Not just thematically either as a recent vlogger said because it looks prettier than an older game, but deeper, into the units, the men, the equipment, the structure, the way mechanic represent what is happening all of it in more recent releases of  note are doing a better job imparting more information more consistently and more easily than older titles.


This to me is where older games have started to fall down as we now have more data, more ‘historical facts’ better understanding of what happened [even despite rose colored revisionist history efforts ]. We can see through the newer titles how for instance in DNL that the Air Defense Systems worked, how relative values of certain types of equipment and or formations might fare against each other. What is involved in getting from A to B and still being an effective fighting force. 

Now that does not mean there could be revisions or better representations, even here with DNL I would suggest that color backgrounds against numerals would have added to the easy of play for instance.

So what does any of that have to do with DNL or orders of battle?

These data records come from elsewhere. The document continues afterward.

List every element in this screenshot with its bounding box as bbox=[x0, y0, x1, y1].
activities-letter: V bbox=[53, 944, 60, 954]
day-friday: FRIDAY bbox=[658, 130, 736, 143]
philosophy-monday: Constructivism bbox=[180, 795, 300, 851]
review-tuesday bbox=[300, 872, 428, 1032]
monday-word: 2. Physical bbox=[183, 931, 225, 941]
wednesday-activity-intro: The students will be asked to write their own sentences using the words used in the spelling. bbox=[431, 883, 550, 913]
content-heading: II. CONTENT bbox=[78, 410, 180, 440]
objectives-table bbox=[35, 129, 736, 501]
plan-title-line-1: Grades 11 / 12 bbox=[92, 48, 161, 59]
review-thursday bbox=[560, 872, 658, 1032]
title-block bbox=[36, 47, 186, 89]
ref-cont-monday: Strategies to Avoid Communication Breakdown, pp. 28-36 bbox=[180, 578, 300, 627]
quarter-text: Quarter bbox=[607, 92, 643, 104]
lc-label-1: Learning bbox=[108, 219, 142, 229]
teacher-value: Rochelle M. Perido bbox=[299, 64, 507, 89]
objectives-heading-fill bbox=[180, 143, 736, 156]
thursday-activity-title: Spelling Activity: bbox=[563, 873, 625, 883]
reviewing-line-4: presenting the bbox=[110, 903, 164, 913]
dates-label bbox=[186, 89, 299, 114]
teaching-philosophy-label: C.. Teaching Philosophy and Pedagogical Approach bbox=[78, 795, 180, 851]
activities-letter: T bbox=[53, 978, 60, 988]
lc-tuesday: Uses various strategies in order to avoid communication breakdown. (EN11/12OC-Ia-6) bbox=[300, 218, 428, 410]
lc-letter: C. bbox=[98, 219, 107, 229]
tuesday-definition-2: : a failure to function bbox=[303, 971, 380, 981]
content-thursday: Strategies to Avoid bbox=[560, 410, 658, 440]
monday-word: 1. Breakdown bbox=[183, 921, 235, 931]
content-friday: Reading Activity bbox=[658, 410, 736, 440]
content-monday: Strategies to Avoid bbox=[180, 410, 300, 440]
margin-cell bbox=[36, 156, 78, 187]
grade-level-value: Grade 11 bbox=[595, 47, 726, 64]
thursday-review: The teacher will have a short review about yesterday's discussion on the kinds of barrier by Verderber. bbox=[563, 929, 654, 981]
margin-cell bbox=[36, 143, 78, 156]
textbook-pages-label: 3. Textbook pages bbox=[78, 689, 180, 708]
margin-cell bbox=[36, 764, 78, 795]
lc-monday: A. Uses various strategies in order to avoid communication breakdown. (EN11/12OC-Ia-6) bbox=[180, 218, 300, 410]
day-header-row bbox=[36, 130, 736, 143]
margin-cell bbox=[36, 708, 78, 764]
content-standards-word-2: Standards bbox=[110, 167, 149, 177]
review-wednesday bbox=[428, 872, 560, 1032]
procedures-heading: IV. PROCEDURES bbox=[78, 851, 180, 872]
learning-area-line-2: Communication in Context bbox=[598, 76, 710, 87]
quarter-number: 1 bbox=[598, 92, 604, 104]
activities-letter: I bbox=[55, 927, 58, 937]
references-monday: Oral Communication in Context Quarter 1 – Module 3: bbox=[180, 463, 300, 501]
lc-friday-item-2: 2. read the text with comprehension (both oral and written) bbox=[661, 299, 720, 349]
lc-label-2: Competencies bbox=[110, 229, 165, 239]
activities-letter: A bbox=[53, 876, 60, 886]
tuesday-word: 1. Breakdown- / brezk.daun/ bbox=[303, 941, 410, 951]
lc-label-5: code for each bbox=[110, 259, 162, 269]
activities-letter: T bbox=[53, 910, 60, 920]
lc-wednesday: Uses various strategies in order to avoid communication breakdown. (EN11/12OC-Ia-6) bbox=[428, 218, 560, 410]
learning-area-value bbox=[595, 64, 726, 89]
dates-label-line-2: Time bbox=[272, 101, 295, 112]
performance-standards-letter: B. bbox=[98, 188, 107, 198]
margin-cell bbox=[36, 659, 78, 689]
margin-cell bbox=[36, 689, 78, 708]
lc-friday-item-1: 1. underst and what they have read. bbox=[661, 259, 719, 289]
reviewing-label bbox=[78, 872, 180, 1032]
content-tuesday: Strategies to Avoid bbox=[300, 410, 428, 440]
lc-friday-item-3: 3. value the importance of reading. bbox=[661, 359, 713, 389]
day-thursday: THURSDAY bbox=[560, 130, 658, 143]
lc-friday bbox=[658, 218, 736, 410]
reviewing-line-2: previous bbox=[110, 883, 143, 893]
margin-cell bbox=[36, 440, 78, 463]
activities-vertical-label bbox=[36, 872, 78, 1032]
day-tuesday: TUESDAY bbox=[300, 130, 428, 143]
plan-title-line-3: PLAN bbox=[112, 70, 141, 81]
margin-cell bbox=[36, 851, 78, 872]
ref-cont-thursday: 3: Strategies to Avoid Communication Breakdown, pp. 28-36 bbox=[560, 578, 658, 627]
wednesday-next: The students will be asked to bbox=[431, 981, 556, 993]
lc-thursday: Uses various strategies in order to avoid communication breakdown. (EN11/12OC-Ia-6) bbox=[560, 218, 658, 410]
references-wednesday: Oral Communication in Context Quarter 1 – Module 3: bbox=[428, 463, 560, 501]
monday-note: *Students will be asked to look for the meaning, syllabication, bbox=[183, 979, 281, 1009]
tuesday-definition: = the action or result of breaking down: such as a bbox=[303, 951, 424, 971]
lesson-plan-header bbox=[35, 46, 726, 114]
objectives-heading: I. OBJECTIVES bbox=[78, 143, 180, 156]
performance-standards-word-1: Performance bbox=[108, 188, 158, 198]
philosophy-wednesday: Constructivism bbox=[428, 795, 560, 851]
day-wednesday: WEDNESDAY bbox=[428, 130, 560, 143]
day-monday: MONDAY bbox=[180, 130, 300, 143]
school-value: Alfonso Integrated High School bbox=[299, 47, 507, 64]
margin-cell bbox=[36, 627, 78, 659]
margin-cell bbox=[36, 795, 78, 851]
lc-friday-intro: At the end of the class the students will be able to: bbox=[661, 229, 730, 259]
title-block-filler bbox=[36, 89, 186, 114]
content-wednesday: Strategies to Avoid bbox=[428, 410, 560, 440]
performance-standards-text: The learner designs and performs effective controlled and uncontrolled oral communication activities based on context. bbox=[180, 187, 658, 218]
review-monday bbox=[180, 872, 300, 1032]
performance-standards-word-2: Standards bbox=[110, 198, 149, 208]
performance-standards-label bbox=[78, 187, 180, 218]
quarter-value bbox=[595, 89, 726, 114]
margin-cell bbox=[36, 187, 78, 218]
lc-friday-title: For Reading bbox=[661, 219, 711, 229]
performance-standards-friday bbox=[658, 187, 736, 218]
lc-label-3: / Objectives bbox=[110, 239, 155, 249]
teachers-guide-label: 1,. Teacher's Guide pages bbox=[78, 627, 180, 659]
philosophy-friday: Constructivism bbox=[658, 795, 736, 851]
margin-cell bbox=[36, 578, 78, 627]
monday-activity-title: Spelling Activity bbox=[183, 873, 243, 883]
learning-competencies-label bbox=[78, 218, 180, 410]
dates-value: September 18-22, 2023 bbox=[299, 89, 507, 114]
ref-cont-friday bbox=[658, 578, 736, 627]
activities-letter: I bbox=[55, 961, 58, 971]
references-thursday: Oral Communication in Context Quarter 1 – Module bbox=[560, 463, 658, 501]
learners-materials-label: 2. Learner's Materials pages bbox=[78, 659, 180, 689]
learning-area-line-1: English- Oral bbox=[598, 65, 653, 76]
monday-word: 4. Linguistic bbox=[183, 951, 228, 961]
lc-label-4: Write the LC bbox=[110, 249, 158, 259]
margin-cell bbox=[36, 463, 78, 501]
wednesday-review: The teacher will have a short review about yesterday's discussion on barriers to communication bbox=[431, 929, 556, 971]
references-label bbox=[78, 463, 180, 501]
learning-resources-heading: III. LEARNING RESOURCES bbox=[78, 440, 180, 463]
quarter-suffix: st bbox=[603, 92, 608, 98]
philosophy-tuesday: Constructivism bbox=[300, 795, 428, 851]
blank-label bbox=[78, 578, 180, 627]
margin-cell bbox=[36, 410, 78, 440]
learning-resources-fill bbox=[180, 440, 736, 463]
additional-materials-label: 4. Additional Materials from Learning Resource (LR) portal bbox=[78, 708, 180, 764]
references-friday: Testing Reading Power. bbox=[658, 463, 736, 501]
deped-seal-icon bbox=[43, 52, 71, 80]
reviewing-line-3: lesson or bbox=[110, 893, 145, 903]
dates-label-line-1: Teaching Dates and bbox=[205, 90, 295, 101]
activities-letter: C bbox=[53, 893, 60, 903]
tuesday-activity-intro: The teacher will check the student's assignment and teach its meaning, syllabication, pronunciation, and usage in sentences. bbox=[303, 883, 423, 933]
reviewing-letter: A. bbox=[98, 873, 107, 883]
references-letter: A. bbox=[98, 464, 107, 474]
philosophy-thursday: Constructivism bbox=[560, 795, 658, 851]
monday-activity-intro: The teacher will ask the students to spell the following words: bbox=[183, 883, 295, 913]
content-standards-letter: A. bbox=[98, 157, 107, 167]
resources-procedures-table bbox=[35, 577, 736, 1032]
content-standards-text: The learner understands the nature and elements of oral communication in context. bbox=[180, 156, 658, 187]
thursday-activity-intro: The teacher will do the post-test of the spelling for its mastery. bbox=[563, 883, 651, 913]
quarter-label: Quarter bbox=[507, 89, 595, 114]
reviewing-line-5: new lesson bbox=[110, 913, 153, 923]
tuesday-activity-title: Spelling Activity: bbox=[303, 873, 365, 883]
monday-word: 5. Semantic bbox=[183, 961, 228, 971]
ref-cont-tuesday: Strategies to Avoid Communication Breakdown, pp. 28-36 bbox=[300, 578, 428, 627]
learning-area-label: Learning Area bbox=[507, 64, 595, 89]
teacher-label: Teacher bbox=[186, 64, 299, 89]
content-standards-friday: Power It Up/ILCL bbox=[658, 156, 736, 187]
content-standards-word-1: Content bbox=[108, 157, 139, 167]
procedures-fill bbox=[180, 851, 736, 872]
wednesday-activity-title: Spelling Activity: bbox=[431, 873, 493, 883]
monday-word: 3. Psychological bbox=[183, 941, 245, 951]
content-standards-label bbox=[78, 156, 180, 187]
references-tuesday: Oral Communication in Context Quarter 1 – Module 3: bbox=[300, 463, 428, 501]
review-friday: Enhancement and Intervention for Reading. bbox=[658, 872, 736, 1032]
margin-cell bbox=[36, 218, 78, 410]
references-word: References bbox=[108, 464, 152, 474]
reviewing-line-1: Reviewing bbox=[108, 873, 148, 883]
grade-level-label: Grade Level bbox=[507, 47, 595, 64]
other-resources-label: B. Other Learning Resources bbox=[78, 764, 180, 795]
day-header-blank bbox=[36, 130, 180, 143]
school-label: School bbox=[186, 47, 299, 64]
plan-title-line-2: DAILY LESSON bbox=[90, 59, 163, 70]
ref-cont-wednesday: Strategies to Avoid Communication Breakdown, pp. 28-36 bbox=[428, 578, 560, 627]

Well while I was busy playing parts of DNL wrong, I realized that the combined fighting strength of the Polish 7th Marines was pretty fricken awesome… well specifically against a Light Infantry reaction force of Brits, stuck in a Port in Denmark.
It got me to wondering what did a Warsaw Pact Marine Division look like? Well I could not find anything on the Poles, but could roughly assign the same level of equipment to them as say a Soviet Marine Division:

GAZ trucks of a wide variety, BMD’s, PT 76’s , ASU 85’s All sorts of groovy stuff. 

I guess thats just a little example of how new titles, with fresh Order of Battle resources, fresh mechanic ideas, and thoughtful design are making our wargaming hobby a richer better place to play.

4 thoughts on “Order of Battle, Theme and Fun!

  1. Here is a good resource. This is the US ‘enemy force’ manual used by pretty much everyone in NATO and very accurate. The Pols, Rumanians and the rest of the WP were largely the same except they had some of their own (generally better) equipment. Vol 1 is big picture stuff, Vol 2 is specialist Operations and Vol 3 is the detailed organizations:

    https://fas.org/irp/doddir/army/fm100-2-3.pdf
    https://fas.org/irp/doddir/army/fm100-2-2.pdf
    https://fas.org/irp/doddir/army/fm100-2-1.pdf

    It was produced in the 80s and redone in the 90’s then was replaced by Heavy OPFOF. This website gives a good overview

    https://www.thelightningpress.com/fm_100-2_series_red_team_army/

  2. Along those same lines, I found it interesting how Bruce Maxwell did that podcast with Compass and discussed some of the revisions of NATO and Air & Armor that are taking place with the reprints. He specifically calls out “we’ve seen how the equipment and tactics have performed in combat” in making some of those changes.